Zaidi is facing increasingly difficult decisions as his team continues to climb the wild-card standings. Punt on contention with a veteran-heavy team, or miss out on adding quality prospects to an organization badly needing them? The guess here is Bumgarner and Smith are moved by July 31, regardless of what the win-loss record says.
Arizona should be aggressive in dealing their veteran arms before the trade deadline. The Diamondbacks are light years away from the Dodgers in the NL West, and they'll need to fend off a slate of quality teams to qualify for the wild-card. The prudent move is to play for the future.
Robbie Ray can fetch a quality haul on the market with one year of arbitration left before his contract expires after 2020. The Yankees and Red Sox could start a bidding war, and Milwaukee can't be discounted on the starter market. Perhaps a team will make a major splash and rescue Arizona from the Zack Greinke contract (are the Astros in play?), positioning the D-backs for more sustainable long-term growth. Their 2019 trade deadline should be fully geared toward building the franchise's future.
One way or another, 2019 feels like the end of the road in the North Side of Chicago for Joe Maddon, the avuncular skipper of the Cubs who has spent the two-plus seasons since the team won a World Series watching things go slowly downhill. After an offseason in which the front office loudly and rather pointedly criticized how the Cubs had blown a division lead and then quietly flunked out of the playoffs and with no contract past this season, Maddon's seat is practically glowing red from the heat. That his Cubs are in first place in the NL Central is a relief, but probably only temporary: It feels like only a championship will extend his time in Wrigley beyond 2019.

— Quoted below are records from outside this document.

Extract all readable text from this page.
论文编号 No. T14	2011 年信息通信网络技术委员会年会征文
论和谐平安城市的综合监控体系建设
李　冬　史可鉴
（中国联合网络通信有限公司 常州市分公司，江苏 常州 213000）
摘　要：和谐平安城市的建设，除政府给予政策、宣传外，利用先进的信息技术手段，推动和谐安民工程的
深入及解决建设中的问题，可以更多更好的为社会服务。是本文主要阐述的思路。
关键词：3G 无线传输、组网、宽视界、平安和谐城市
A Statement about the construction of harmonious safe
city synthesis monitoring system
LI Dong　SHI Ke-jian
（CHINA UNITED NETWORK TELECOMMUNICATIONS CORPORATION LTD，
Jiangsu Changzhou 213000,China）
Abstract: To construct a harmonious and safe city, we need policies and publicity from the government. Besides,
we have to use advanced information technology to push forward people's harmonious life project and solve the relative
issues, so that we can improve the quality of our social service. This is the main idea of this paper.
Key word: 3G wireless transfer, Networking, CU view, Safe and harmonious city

“Whoever thought of that basket, whenever that occurred, tell them thank you. ... When it works for you, it’s awesome.” —Joe Maddon after Kyle Schwarber’s walk-off homer landed in the basket, winning it for the Cubs 4-3 in 10.— 670 The Score (@670TheScore) July 17, 2019
⚾️ https://t.co/cG5en6x2Cs pic.twitter.com/6InLx4RxuS
If that's the case, then he and his roster need reinforcements—offense, preferably, either at second base or in the outfield. Some pitching wouldn't hurt either. If the Cubs don't add from outside, though, then the front office is counting on improvements from within—a task that will be Maddon's, to get a talented yet inconsistent group to play up to its potential. If Chicago falls short, though, it's not hard to guess where the majority of the blame is going to fall.